The Basement at full capacity begs a slew of self-diagnoses, (claustrophobia, hypochondria, and generalized anxiety disorder), that not even cash-only Shiner Blocks can assuage. It is chock-full of faces I know, for one reason or another, and for a second I scorn this big-city small-town, because I can’t lift a beer without elbowing a friend of a friend.
It takes a voice like Mackenzie Scott’s to make me forget about the tangential connections in the audience. It is a voice that flawlessly combines angelic soprano with a sinister bass, and silences the peripheral noise. Scott, who plays under the name “Torres,” takes the stage in an unassuming Texan getup, with an electric guitar and a full-band whose instrumentals match the rumbling desperation in her voice.
She opens with the album’s first track, “Mother Earth Father God.” The song begins with a strong minor-chord bass line and the lyrics “I was born on bloody battle ground/to the middleman/between two realms.” Torres’ voice calls forth that higher realm, but the instrumentals are grounded in the grumble and grime of an earthly plane.
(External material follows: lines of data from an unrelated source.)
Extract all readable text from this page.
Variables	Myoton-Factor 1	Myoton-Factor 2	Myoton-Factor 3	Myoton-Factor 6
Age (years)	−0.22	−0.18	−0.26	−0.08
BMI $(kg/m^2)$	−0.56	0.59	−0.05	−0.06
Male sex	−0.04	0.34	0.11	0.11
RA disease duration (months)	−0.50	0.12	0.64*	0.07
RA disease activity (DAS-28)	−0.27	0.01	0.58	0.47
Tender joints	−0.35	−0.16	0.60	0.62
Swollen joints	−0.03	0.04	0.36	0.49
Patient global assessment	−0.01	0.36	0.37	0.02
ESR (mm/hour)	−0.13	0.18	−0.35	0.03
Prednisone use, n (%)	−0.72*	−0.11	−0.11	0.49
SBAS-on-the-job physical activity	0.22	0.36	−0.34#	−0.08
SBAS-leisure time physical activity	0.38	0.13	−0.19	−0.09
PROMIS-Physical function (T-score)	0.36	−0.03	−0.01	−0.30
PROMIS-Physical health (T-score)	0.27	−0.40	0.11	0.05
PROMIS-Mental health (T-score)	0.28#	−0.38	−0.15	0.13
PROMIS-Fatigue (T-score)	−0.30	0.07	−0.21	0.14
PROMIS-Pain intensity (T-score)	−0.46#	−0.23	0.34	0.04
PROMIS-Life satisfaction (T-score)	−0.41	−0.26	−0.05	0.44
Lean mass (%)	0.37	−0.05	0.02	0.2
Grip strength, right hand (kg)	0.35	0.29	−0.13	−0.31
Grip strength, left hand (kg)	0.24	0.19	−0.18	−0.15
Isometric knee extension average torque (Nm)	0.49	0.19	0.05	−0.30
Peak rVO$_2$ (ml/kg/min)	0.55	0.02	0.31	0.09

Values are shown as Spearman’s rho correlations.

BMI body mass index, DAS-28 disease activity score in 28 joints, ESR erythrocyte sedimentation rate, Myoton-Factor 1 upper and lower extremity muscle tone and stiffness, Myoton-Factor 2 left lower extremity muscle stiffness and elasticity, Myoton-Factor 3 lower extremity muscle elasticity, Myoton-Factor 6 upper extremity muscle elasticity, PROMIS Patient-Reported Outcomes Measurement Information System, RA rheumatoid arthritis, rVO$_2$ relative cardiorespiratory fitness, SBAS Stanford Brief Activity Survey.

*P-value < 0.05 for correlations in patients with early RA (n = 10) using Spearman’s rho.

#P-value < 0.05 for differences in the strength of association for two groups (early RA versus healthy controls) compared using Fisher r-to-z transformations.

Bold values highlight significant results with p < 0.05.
It a true artist who can skillfully carve a theme through an instrumental-lyrical dichotomy, and unconsciously or not, the audience bends to its showcase.
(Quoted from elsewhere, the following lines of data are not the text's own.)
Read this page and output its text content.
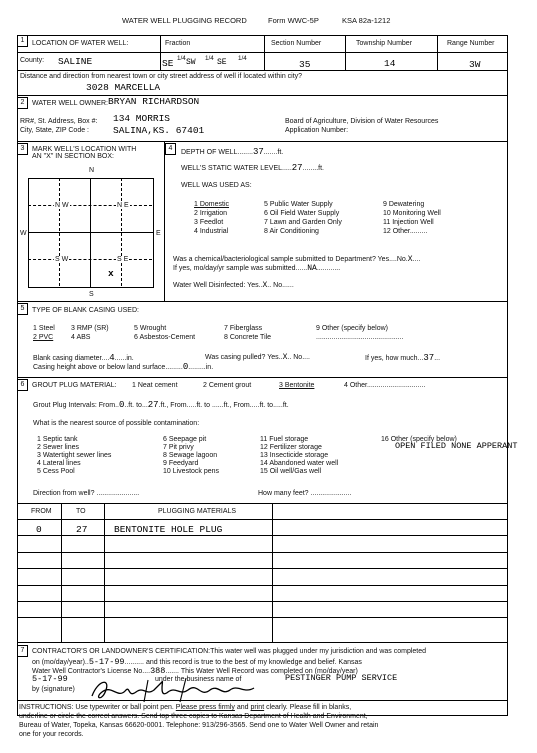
WATER WELL PLUGGING RECORD	Form WWC-5P	KSA 82a-1212
1	LOCATION OF WATER WELL:	Fraction	Section Number	Township Number	Range Number
County: SALINE	SE 1/4 SW 1/4 SE 1/4
35	14	3W
Distance and direction from nearest town or city street address of well if located within city?
3028 MARCELLA
2	WATER WELL OWNER: BRYAN RICHARDSON
RR#, St. Address, Box #: 134 MORRIS
City, State, ZIP Code :	SALINA,KS. 67401
Board of Agriculture, Division of Water Resources
Application Number:
3	MARK WELL'S LOCATION WITH
AN "X" IN SECTION BOX:
N
S
W	E
N W	N E
S W	S E
x
4
DEPTH OF WELL........37.......ft.
WELL'S STATIC WATER LEVEL.....27........ft.
WELL WAS USED AS:
1 Domestic	5 Public Water Supply	9 Dewatering
2 Irrigation	6 Oil Field Water Supply	10 Monitoring Well
3 Feedlot	7 Lawn and Garden Only	11 Injection Well
4 Industrial	8 Air Conditioning	12 Other.........
Was a chemical/bacteriological sample submitted to Department? Yes....No.X....
If yes, mo/day/yr sample was submitted......NA............
Water Well Disinfected: Yes..X.. No......
5	TYPE OF BLANK CASING USED:
1 Steel 3 RMP (SR)	5 Wrought	7 Fiberglass	9 Other (specify below)
2 PVC	4 ABS	6 Asbestos-Cement	8 Concrete Tile	.............................................
Blank casing diameter....4......in.	Was casing pulled? Yes..X.. No....	If yes, how much...37...
Casing height above or below land surface.........0.........in.
6	GROUT PLUG MATERIAL: 1 Neat cement	2 Cement grout	3 Bentonite	4 Other..............................
Grout Plug Intervals: From..0..ft. to...27.ft., From.....ft. to ......ft., From.....ft. to.....ft.
What is the nearest source of possible contamination:
1 Septic tank
2 Sewer lines
3 Watertight sewer lines
4 Lateral lines
5 Cess Pool
6 Seepage pit
7 Pit privy
8 Sewage lagoon
9 Feedyard
10 Livestock pens
11 Fuel storage
12 Fertilizer storage
13 Insecticide storage
14 Abandoned water well
15 Oil well/Gas well
16 Other (specify below)
OPEN FILED NONE APPERANT
Direction from well? ......................	How many feet? .....................
FROM	TO	PLUGGING MATERIALS
0	27	BENTONITE HOLE PLUG
7	CONTRACTOR'S OR LANDOWNER'S CERTIFICATION:This water well was plugged under my jurisdiction and was completed
on (mo/day/year)..5-17-99.......... and this record is true to the best of my knowledge and belief. Kansas
Water Well Contractor's License No....388....... This Water Well Record was completed on (mo/day/year)
5-17-99	under the business name of	PESTINGER PUMP SERVICE
by (signature)
INSTRUCTIONS: Use typewriter or ball point pen. Please press firmly and print clearly. Please fill in blanks,
underline or circle the correct answers. Send top three copies to Kansas Department of Health and Environment,
Bureau of Water, Topeka, Kansas 66620-0001. Telephone: 913/296-3565. Send one to Water Well Owner and retain
one for your records.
The second song, “Honey,” yields another demonstration of painstaking sentiment; this time, it’s that seductive masochism that accompanies a deceitful relationship. Somehow, Scott manages to write lyrics that mimic a universal heartbreak, without seeming either trite or overwrought with melodrama. Her voice sounds raw as she sings, “Honey/while you were ashing in your coffee/I was thinking about telling you/what you’ve done to me,” and she escalates the tone from numbed observation to sheer anguish.
The whispering harmonies and evocative lyrics of “Jealousy and I” welcome the audience past the threshold of the album; with this song, and with Scott’s expert range and vocal prowess, we are sufficiently tucked into the world of her emotional suffocation. Between the tall tangential characters and buckets of beer, Mackenzie Scott’s eyes pierce through the audience. She looks in joint rapture and possession by the sounds that escape her mouth, carrying the crowd into an intimate vacuum. Rarely have I seen an artist garner such an empathic response with wide eyes, personified sentiments, and expressive harmonies. But Scott succeeds, and the venue is suddenly made more claustrophobic, by the accompaniment of each audience member’s own jealous ghosts.
“November Baby” offers us a reprieve from the intensity of the previous three songs, but the soft folk sound still captivates. Scott manages to use impressionistic images (“that night I banged on winter’s doorstep/for just a look at your face”), to paint nostalgic shadows; each word testifies to her ability to hone her craft through more than just passionate and exclamatory sounds.
Something strangely paradoxical happens as the set list continues. For all the emotional exhaustion Torres implores us to explore- the valleys and mountains replete with heartbreak and existential uncertainty- she somehow leaves the crowd more energized than when they arrived. In part, this is due to the awe that her voice inspires. But on a deeper level, the haunting energy of the minor sound, combined with an unassuming presentation, acts as a catharsis for any audience member with half a heart and a locked-away story. By the time that Torres finishes her set, I am left rejuvenated, regretting only that I emptied my wallet on bottled intoxication that Torres manifested through her unique and emotive performance. As I leave The Basement, I feel purged of hyperbolic reactions, inspired by an art form, and most of all, glad that I live in Nashville, Tennessee.